Companies that own delivery lead-times (turbine slots, long-lead equipment) and contracted behind‑the‑meter cashflows are in an asymmetric position: they can monetize scarcity via price or take-or-pay structures while peers without inventory face margin pressure and project slippage risk. That structural edge amplifies at times of commodity-price volatility because merchant power spreads widen and counterparties prefer counterparties with tangible near‑term capacity. Near‑term catalysts are geopolitical headlines and trancheable equipment confirmations; medium term (6–18 months) the story lives or dies on execution — turbine deliveries, interconnection timelines, and contract ramp timing — while long term (2–5 years) the secular threat is rapid, cheaper battery + renewable deployments compressing merchant power spreads.

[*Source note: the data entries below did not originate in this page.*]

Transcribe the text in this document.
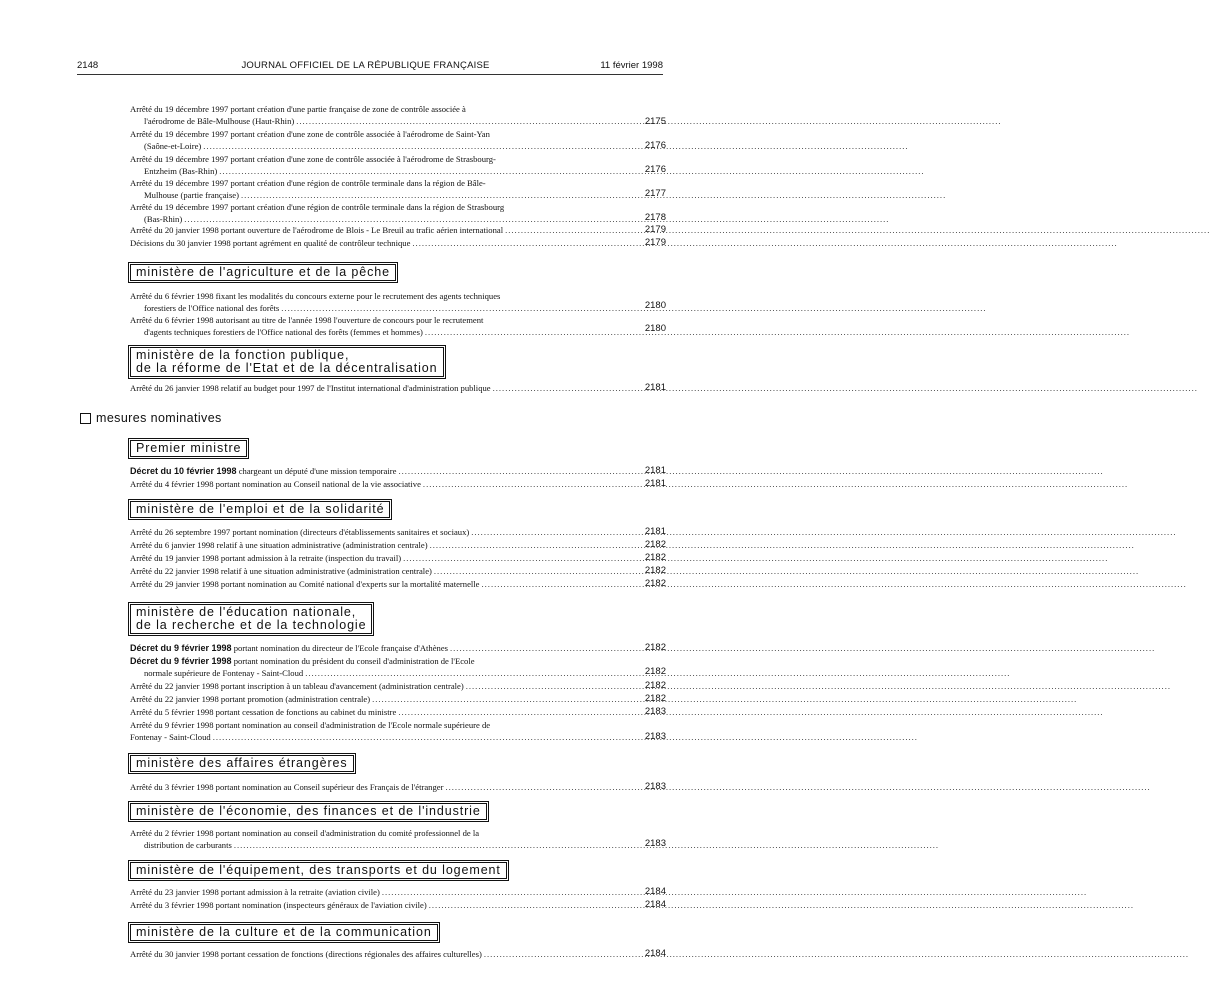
2148	JOURNAL OFFICIEL DE LA RÉPUBLIQUE FRANÇAISE	11 février 1998
Arrêté du 19 décembre 1997 portant création d'une partie française de zone de contrôle associée à
l'aérodrome de Bâle-Mulhouse (Haut-Rhin) .....	2175
Arrêté du 19 décembre 1997 portant création d'une zone de contrôle associée à l'aérodrome de Saint-Yan
(Saône-et-Loire) .....	2176
Arrêté du 19 décembre 1997 portant création d'une zone de contrôle associée à l'aérodrome de Strasbourg-
Entzheim (Bas-Rhin) .....	2176
Arrêté du 19 décembre 1997 portant création d'une région de contrôle terminale dans la région de Bâle-
Mulhouse (partie française) .....	2177
Arrêté du 19 décembre 1997 portant création d'une région de contrôle terminale dans la région de Strasbourg
(Bas-Rhin) .....	2178
Arrêté du 20 janvier 1998 portant ouverture de l'aérodrome de Blois - Le Breuil au trafic aérien international .....	2179
Décisions du 30 janvier 1998 portant agrément en qualité de contrôleur technique .....	2179
ministère de l'agriculture et de la pêche
Arrêté du 6 février 1998 fixant les modalités du concours externe pour le recrutement des agents techniques
forestiers de l'Office national des forêts .....	2180
Arrêté du 6 février 1998 autorisant au titre de l'année 1998 l'ouverture de concours pour le recrutement
d'agents techniques forestiers de l'Office national des forêts (femmes et hommes) .....	2180
ministère de la fonction publique,
de la réforme de l'Etat et de la décentralisation
Arrêté du 26 janvier 1998 relatif au budget pour 1997 de l'Institut international d'administration publique .....	2181
mesures nominatives
Premier ministre
Décret du 10 février 1998 chargeant un député d'une mission temporaire .....	2181
Arrêté du 4 février 1998 portant nomination au Conseil national de la vie associative .....	2181
ministère de l'emploi et de la solidarité
Arrêté du 26 septembre 1997 portant nomination (directeurs d'établissements sanitaires et sociaux) .....	2181
Arrêté du 6 janvier 1998 relatif à une situation administrative (administration centrale) .....	2182
Arrêté du 19 janvier 1998 portant admission à la retraite (inspection du travail) .....	2182
Arrêté du 22 janvier 1998 relatif à une situation administrative (administration centrale) .....	2182
Arrêté du 29 janvier 1998 portant nomination au Comité national d'experts sur la mortalité maternelle .....	2182
ministère de l'éducation nationale,
de la recherche et de la technologie
Décret du 9 février 1998 portant nomination du directeur de l'Ecole française d'Athènes .....	2182
Décret du 9 février 1998 portant nomination du président du conseil d'administration de l'Ecole
normale supérieure de Fontenay - Saint-Cloud .....	2182
Arrêté du 22 janvier 1998 portant inscription à un tableau d'avancement (administration centrale) .....	2182
Arrêté du 22 janvier 1998 portant promotion (administration centrale) .....	2182
Arrêté du 5 février 1998 portant cessation de fonctions au cabinet du ministre .....	2183
Arrêté du 9 février 1998 portant nomination au conseil d'administration de l'Ecole normale supérieure de
Fontenay - Saint-Cloud .....	2183
ministère des affaires étrangères
Arrêté du 3 février 1998 portant nomination au Conseil supérieur des Français de l'étranger .....	2183
ministère de l'économie, des finances et de l'industrie
Arrêté du 2 février 1998 portant nomination au conseil d'administration du comité professionnel de la
distribution de carburants .....	2183
ministère de l'équipement, des transports et du logement
Arrêté du 23 janvier 1998 portant admission à la retraite (aviation civile) .....	2184
Arrêté du 3 février 1998 portant nomination (inspecteurs généraux de l'aviation civile) .....	2184
ministère de la culture et de la communication
Arrêté du 30 janvier 1998 portant cessation de fonctions (directions régionales des affaires culturelles) .....	2184
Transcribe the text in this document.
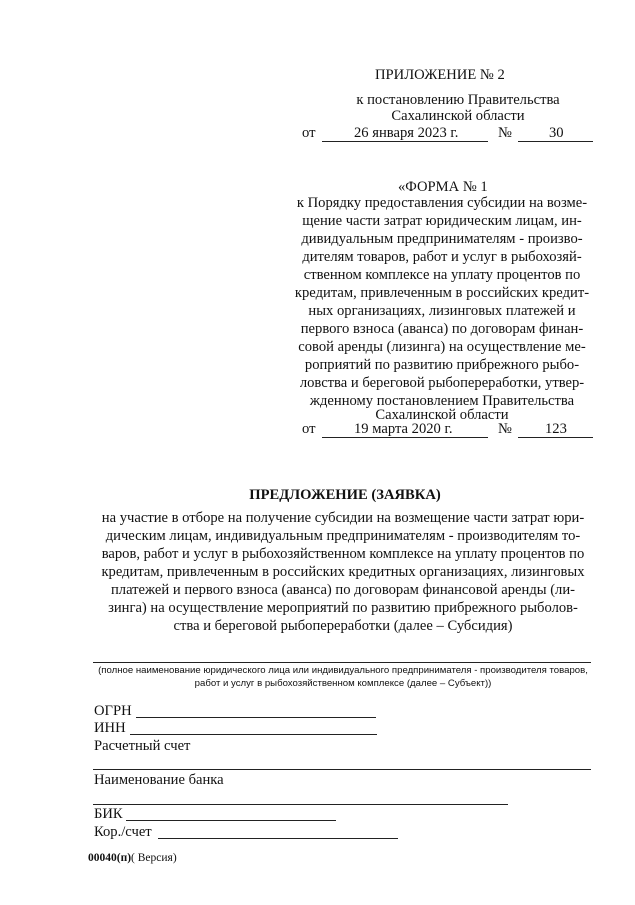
ПРИЛОЖЕНИЕ № 2
к постановлению Правительства
Сахалинской области
от	26 января 2023 г.	№	30
«ФОРМА № 1
к Порядку предоставления субсидии на возме-
щение части затрат юридическим лицам, ин-
дивидуальным предпринимателям - произво-
дителям товаров, работ и услуг в рыбохозяй-
ственном комплексе на уплату процентов по
кредитам, привлеченным в российских кредит-
ных организациях, лизинговых платежей и
первого взноса (аванса) по договорам финан-
совой аренды (лизинга) на осуществление ме-
роприятий по развитию прибрежного рыбо-
ловства и береговой рыбопереработки, утвер-
жденному постановлением Правительства
Сахалинской области
от	19 марта 2020 г.	№ 123
ПРЕДЛОЖЕНИЕ (ЗАЯВКА)
на участие в отборе на получение субсидии на возмещение части затрат юри-
дическим лицам, индивидуальным предпринимателям - производителям то-
варов, работ и услуг в рыбохозяйственном комплексе на уплату процентов по
кредитам, привлеченным в российских кредитных организациях, лизинговых
платежей и первого взноса (аванса) по договорам финансовой аренды (ли-
зинга) на осуществление мероприятий по развитию прибрежного рыболов-
ства и береговой рыбопереработки (далее – Субсидия)
(полное наименование юридического лица или индивидуального предпринимателя - производителя товаров,
работ и услуг в рыбохозяйственном комплексе (далее – Субъект))
ОГРН
ИНН
Расчетный счет
Наименование банка
БИК
Кор./счет
00040(п)( Версия)
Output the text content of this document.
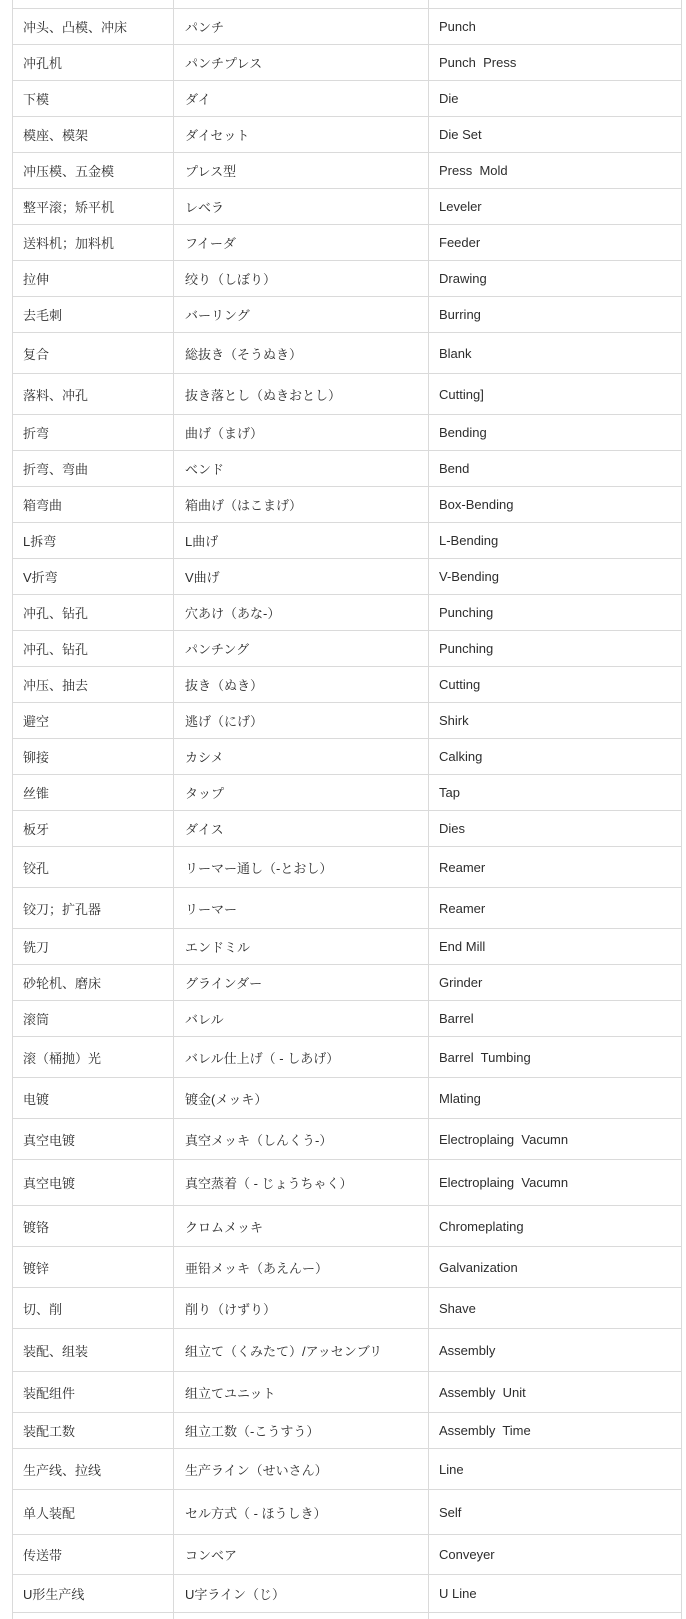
冲头、凸模、冲床	パンチ	Punch
冲孔机	パンチプレス	Punch  Press
下模	ダイ	Die
模座、模架	ダイセット	Die Set
冲压模、五金模	プレス型	Press  Mold
整平滚；矫平机	レベラ	Leveler
送料机；加料机	フイーダ	Feeder
拉伸	绞り（しぼり）	Drawing
去毛刺	バーリング	Burring
复合	総抜き（そうぬき）	Blank
落料、冲孔	抜き落とし（ぬきおとし）	Cutting]
折弯	曲げ（まげ）	Bending
折弯、弯曲	ベンド	Bend
箱弯曲	箱曲げ（はこまげ）	Box-Bending
L拆弯	L曲げ	L-Bending
V折弯	V曲げ	V-Bending
冲孔、钻孔	穴あけ（あな-）	Punching
冲孔、钻孔	パンチング	Punching
冲压、抽去	抜き（ぬき）	Cutting
避空	逃げ（にげ）	Shirk
铆接	カシメ	Calking
丝锥	タップ	Tap
板牙	ダイス	Dies
铰孔	リーマー通し（-とおし）	Reamer
铰刀；扩孔器	リーマー	Reamer
铣刀	エンドミル	End Mill
砂轮机、磨床	グラインダー	Grinder
滚筒	バレル	Barrel
滚（桶抛）光	バレル仕上げ（ - しあげ）	Barrel  Tumbing
电镀	镀金(メッキ）	Mlating
真空电镀	真空メッキ（しんくう-）	Electroplaing  Vacumn
真空电镀	真空蒸着（ - じょうちゃく）	Electroplaing  Vacumn
镀铬	クロムメッキ	Chromeplating
镀锌	亜铅メッキ（あえんー）	Galvanization
切、削	削り（けずり）	Shave
装配、组装	组立て（くみたて）/アッセンブリ	Assembly
装配组件	组立てユニット	Assembly  Unit
装配工数	组立工数（-こうすう）	Assembly  Time
生产线、拉线	生产ライン（せいさん）	Line
单人装配	セル方式（ - ほうしき）	Self
传送带	コンベア	Conveyer
U形生产线	U字ライン（じ）	U Line
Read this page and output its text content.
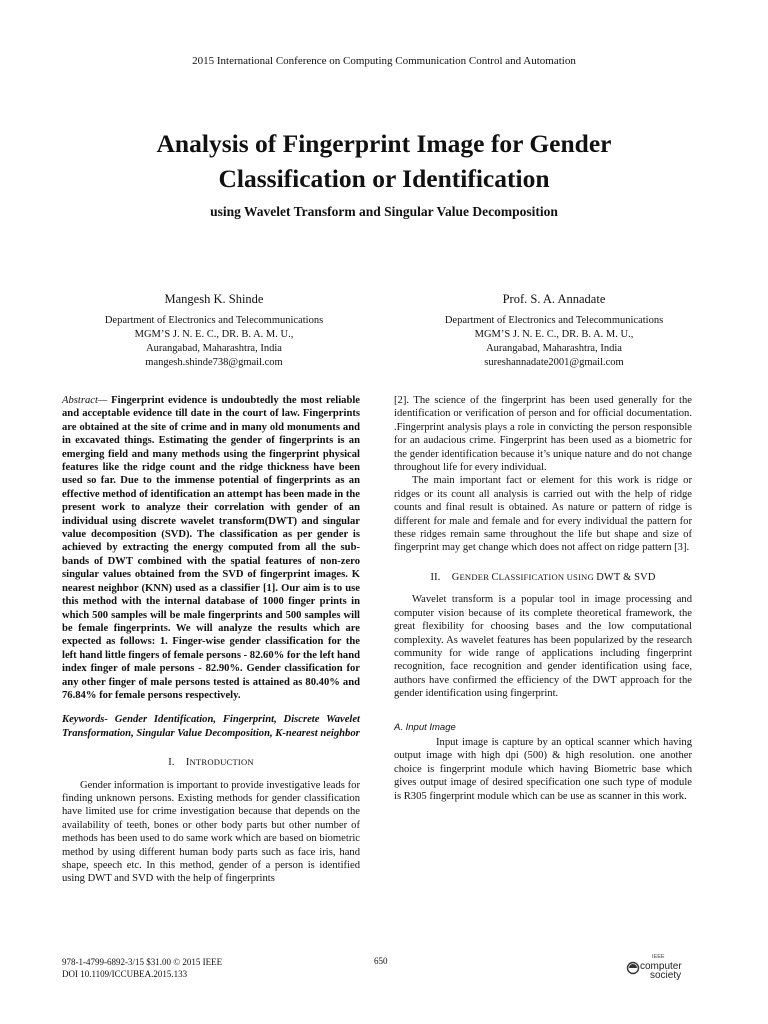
2015 International Conference on Computing Communication Control and Automation
Analysis of Fingerprint Image for Gender
Classification or Identification
using Wavelet Transform and Singular Value Decomposition
Mangesh K. Shinde
Department of Electronics and Telecommunications
MGM’S J. N. E. C., DR. B. A. M. U.,
Aurangabad, Maharashtra, India
mangesh.shinde738@gmail.com
Prof. S. A. Annadate
Department of Electronics and Telecommunications
MGM’S J. N. E. C., DR. B. A. M. U.,
Aurangabad, Maharashtra, India
sureshannadate2001@gmail.com

Abstract— Fingerprint evidence is undoubtedly the most reliable and acceptable evidence till date in the court of law. Fingerprints are obtained at the site of crime and in many old monuments and in excavated things. Estimating the gender of fingerprints is an emerging field and many methods using the fingerprint physical features like the ridge count and the ridge thickness have been used so far. Due to the immense potential of fingerprints as an effective method of identification an attempt has been made in the present work to analyze their correlation with gender of an individual using discrete wavelet transform(DWT) and singular value decomposition (SVD). The classification as per gender is achieved by extracting the energy computed from all the sub-bands of DWT combined with the spatial features of non-zero singular values obtained from the SVD of fingerprint images. K nearest neighbor (KNN) used as a classifier [1]. Our aim is to use this method with the internal database of 1000 finger prints in which 500 samples will be male fingerprints and 500 samples will be female fingerprints. We will analyze the results which are expected as follows: 1. Finger-wise gender classification for the left hand little fingers of female persons - 82.60% for the left hand index finger of male persons - 82.90%. Gender classification for any other finger of male persons tested is attained as 80.40% and 76.84% for female persons respectively.

Keywords- Gender Identification, Fingerprint, Discrete Wavelet Transformation, Singular Value Decomposition, K-nearest neighbor

I. INTRODUCTION

Gender information is important to provide investigative leads for finding unknown persons. Existing methods for gender classification have limited use for crime investigation because that depends on the availability of teeth, bones or other body parts but other number of methods has been used to do same work which are based on biometric method by using different human body parts such as face iris, hand shape, speech etc. In this method, gender of a person is identified using DWT and SVD with the help of fingerprints

[2]. The science of the fingerprint has been used generally for the identification or verification of person and for official documentation. .Fingerprint analysis plays a role in convicting the person responsible for an audacious crime. Fingerprint has been used as a biometric for the gender identification because it’s unique nature and do not change throughout life for every individual.

The main important fact or element for this work is ridge or ridges or its count all analysis is carried out with the help of ridge counts and final result is obtained. As nature or pattern of ridge is different for male and female and for every individual the pattern for these ridges remain same throughout the life but shape and size of fingerprint may get change which does not affect on ridge pattern [3].

II. GENDER CLASSIFICATION USING DWT & SVD

Wavelet transform is a popular tool in image processing and computer vision because of its complete theoretical framework, the great flexibility for choosing bases and the low computational complexity. As wavelet features has been popularized by the research community for wide range of applications including fingerprint recognition, face recognition and gender identification using face, authors have confirmed the efficiency of the DWT approach for the gender identification using fingerprint.

A. Input Image

Input image is capture by an optical scanner which having output image with high dpi (500) & high resolution. one another choice is fingerprint module which having Biometric base which gives output image of desired specification one such type of module is R305 fingerprint module which can be use as scanner in this work.

978-1-4799-6892-3/15 $31.00 © 2015 IEEE
DOI 10.1109/ICCUBEA.2015.133
650	IEEE
computer
society
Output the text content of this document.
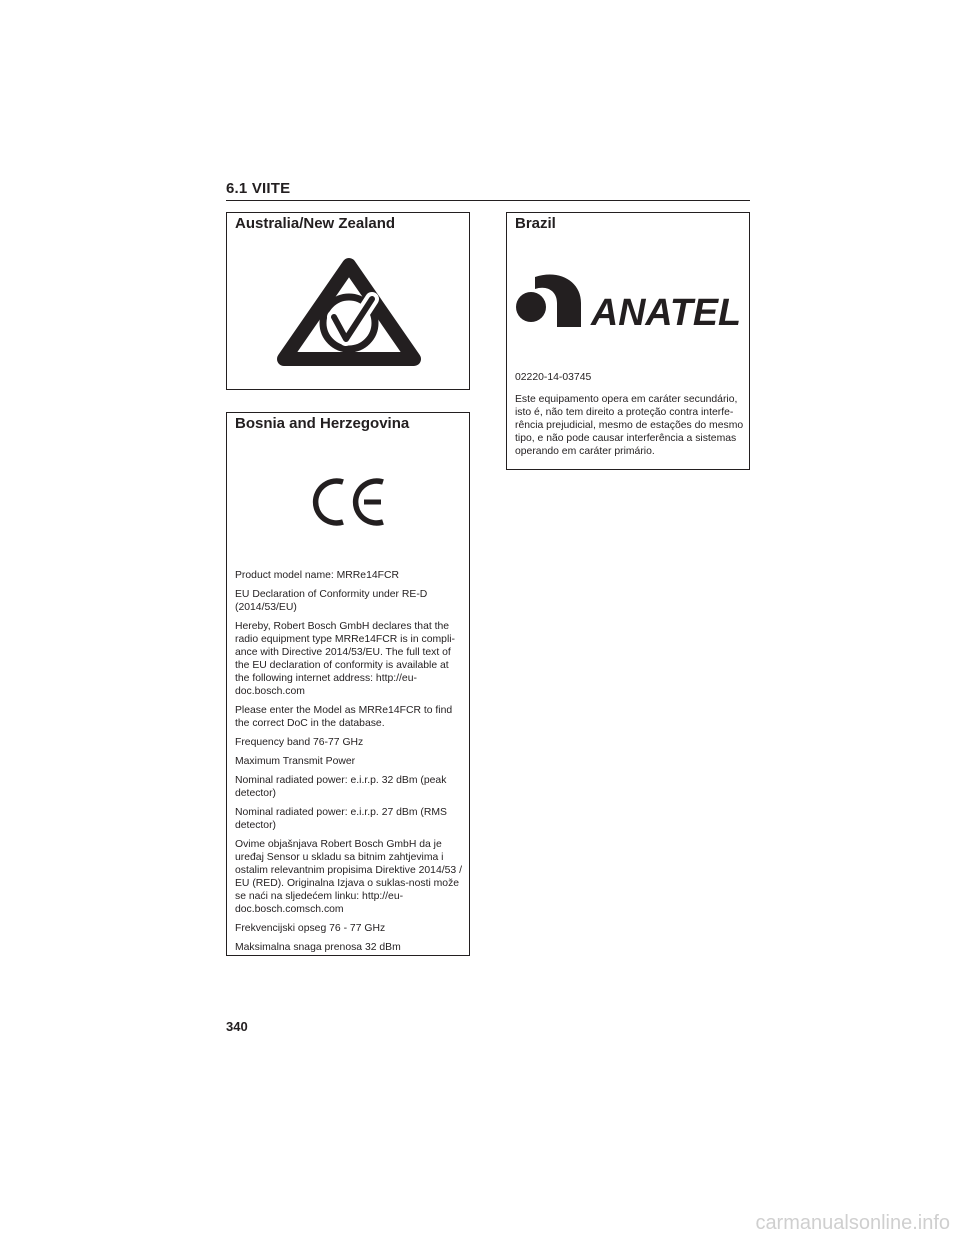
6.1 VIITE
Australia/New Zealand
Bosnia and Herzegovina

Product model name: MRRe14FCR

EU Declaration of Conformity under RE-D (2014/53/EU)

Hereby, Robert Bosch GmbH declares that the radio equipment type MRRe14FCR is in compli-ance with Directive 2014/53/EU. The full text of the EU declaration of conformity is available at the following internet address: http://eu-doc.bosch.com

Please enter the Model as MRRe14FCR to find the correct DoC in the database.

Frequency band 76-77 GHz

Maximum Transmit Power

Nominal radiated power: e.i.r.p. 32 dBm (peak detector)

Nominal radiated power: e.i.r.p. 27 dBm (RMS detector)

Ovime objašnjava Robert Bosch GmbH da je uređaj Sensor u skladu sa bitnim zahtjevima i ostalim relevantnim propisima Direktive 2014/53 / EU (RED). Originalna Izjava o suklas-nosti može se naći na sljedećem linku: http://eu-doc.bosch.comsch.com

Frekvencijski opseg 76 - 77 GHz

Maksimalna snaga prenosa 32 dBm

Brazil
ANATEL
02220-14-03745
Este equipamento opera em caráter secundário, isto é, não tem direito a proteção contra interfe-rência prejudicial, mesmo de estações do mesmo tipo, e não pode causar interferência a sistemas operando em caráter primário.
340
carmanualsonline.info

Interest rates and credit availability are an under-appreciated amplifier: higher rates raise the financing cost of merchant projects and shorten upside from elevated spot power prices, compressing project IRRs faster than headline revenue growth suggests. Consensus seems focused on revenue growth and headline installations but underweights timing risk and earnings quality: EBITDA booked on a PPA or financed slot is not fungible with spot merchant cash if construction or permitting slips. That makes valuation highly binary — a modest delay can flip a premium multiple into distressed financing. We prefer targeted exposure sized for execution risk and explicit option protection rather than naked carry into what looks like a cycle high in sentiment.